What this calculator does
The Loan Affordability by Income Calculator estimates the largest loan you could realistically borrow based on what your budget can support each month. It combines your gross monthly income, a target debt-to-income (DTI) ratio, your current debt payments, and the loan's interest rate and term to produce a maximum affordable loan amount. It is a general-purpose tool and does not assume any specific country's lending rules.
How to use it
Enter your gross monthly income before taxes, the maximum DTI ratio you want to stay under (lenders often use 36%–43%), your existing monthly debt payments (cards, car, student loans), and the loan's annual interest rate and term in years. The calculator returns your monthly payment budget, the payment available for the new loan, and the loan principal that payment can support.
The formula explained
First it finds your total payment budget: \(\text{Income} \times \text{DTI}\).
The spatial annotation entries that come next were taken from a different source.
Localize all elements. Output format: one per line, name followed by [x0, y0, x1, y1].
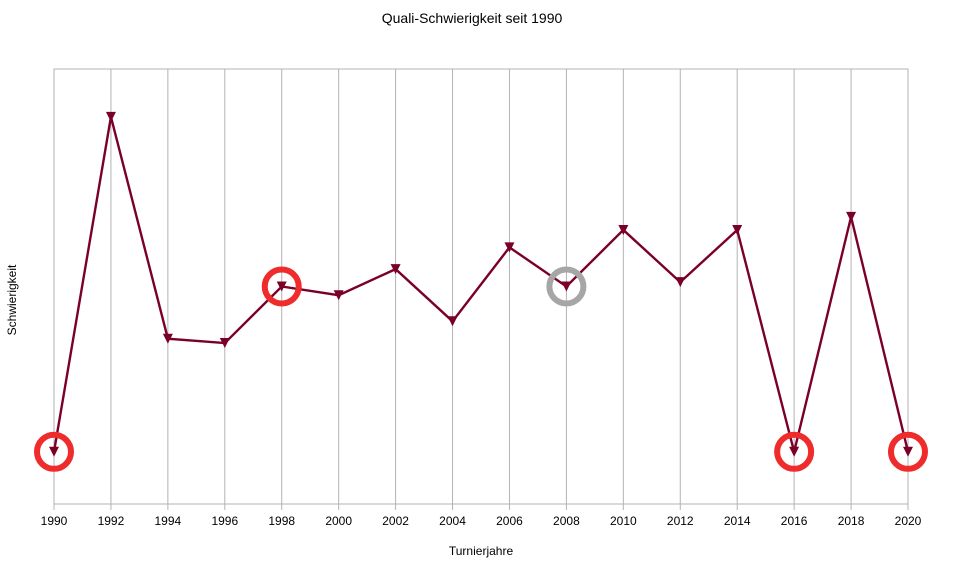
- x-tick-label-2010: 2010: [610, 514, 637, 528]
- data-point-1990: [49, 446, 59, 457]
- x-tick-label-2012: 2012: [667, 514, 694, 528]
- highlight-circle-2020: [888, 431, 928, 472]
- data-point-2008: [561, 281, 572, 292]
- x-tick-label-2000: 2000: [325, 514, 352, 528]
- data-point-2020: [903, 446, 913, 457]
- data-point-2010: [618, 224, 629, 235]
- highlight-circle-2008: [546, 266, 587, 307]
- data-point-1992: [105, 111, 116, 122]
- x-tick-label-1996: 1996: [211, 514, 238, 528]
- highlight-circle-1990: [34, 431, 74, 472]
- series-layer: [49, 111, 913, 457]
- data-point-2018: [846, 211, 857, 222]
- chart-title: Quali-Schwierigkeit seit 1990: [382, 10, 563, 26]
- data-point-2004: [447, 316, 458, 327]
- data-point-2006: [504, 242, 515, 253]
- x-tick-label-1998: 1998: [268, 514, 295, 528]
- x-tick-label-1990: 1990: [41, 514, 68, 528]
- x-tick-label-2008: 2008: [553, 514, 580, 528]
- x-tick-label-1994: 1994: [155, 514, 182, 528]
- y-axis-label: Schwierigkeit: [5, 264, 19, 335]
- x-tick-label-2006: 2006: [496, 514, 523, 528]
- data-point-1994: [162, 333, 173, 344]
- x-tick-label-2002: 2002: [382, 514, 409, 528]
- highlight-circle-1998: [261, 266, 302, 307]
- x-tick-label-2018: 2018: [838, 514, 865, 528]
- x-tick-label-2004: 2004: [439, 514, 466, 528]
- data-point-2012: [675, 277, 686, 288]
- data-point-2016: [789, 446, 800, 457]
- data-point-1998: [276, 281, 287, 292]
- plot-area-frame: [53, 68, 909, 505]
- x-axis-ticks: 1990 1992 1994 1996 1998 2000 2002 2004 2006 2008…: [41, 504, 922, 528]
- data-point-1996: [219, 338, 230, 349]
- series-line-0: [52, 116, 910, 453]
- highlight-circle-2016: [774, 431, 815, 472]
- data-point-2002: [390, 264, 401, 275]
- x-tick-label-1992: 1992: [98, 514, 125, 528]
- highlight-layer: [34, 266, 928, 472]
- x-tick-label-2014: 2014: [724, 514, 751, 528]
- x-tick-label-2020: 2020: [895, 514, 922, 528]
- data-point-2000: [333, 290, 344, 301]
- data-point-2014: [732, 224, 743, 235]
- x-tick-label-2016: 2016: [781, 514, 808, 528]
- gridlines: [110, 69, 852, 504]
- x-axis-label: Turnierjahre: [449, 544, 514, 558]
It subtracts existing debt payments to get the payment available for the new loan, \(P\). Then it converts that payment into a loan amount using the present-value annuity formula, where \(r\) is the monthly interest rate (annual rate ÷ 12) and \(n\) is the number of monthly payments (years × 12): $$\text{Loan} = P \cdot \frac{1 - (1 + r)^{-n}}{r}$$
Worked example
Income $5,000/month, DTI 36%, existing debts $500, rate 6%, term 30 years. Budget \(= 5000 \times 0.36 = \$1{,}800\). Available payment \(P = 1800 - 500 = \$1{,}300\). Monthly rate \(r = 0.06/12 = 0.005\), \(n = 360\). $$\text{Loan} = 1300 \times \frac{1 - 1.005^{-360}}{0.005} \approx \$216{,}829$$
FAQ
What is a good DTI ratio? Many lenders prefer a total DTI at or below 36%, though some allow up to 43% or higher depending on the product and your credit profile.
Should I use gross or net income? DTI is conventionally based on gross (pre-tax) monthly income, which is what this calculator expects.
Does this include taxes, insurance or fees? No. It estimates principal and interest only. Add property taxes, insurance and closing costs separately for a complete picture.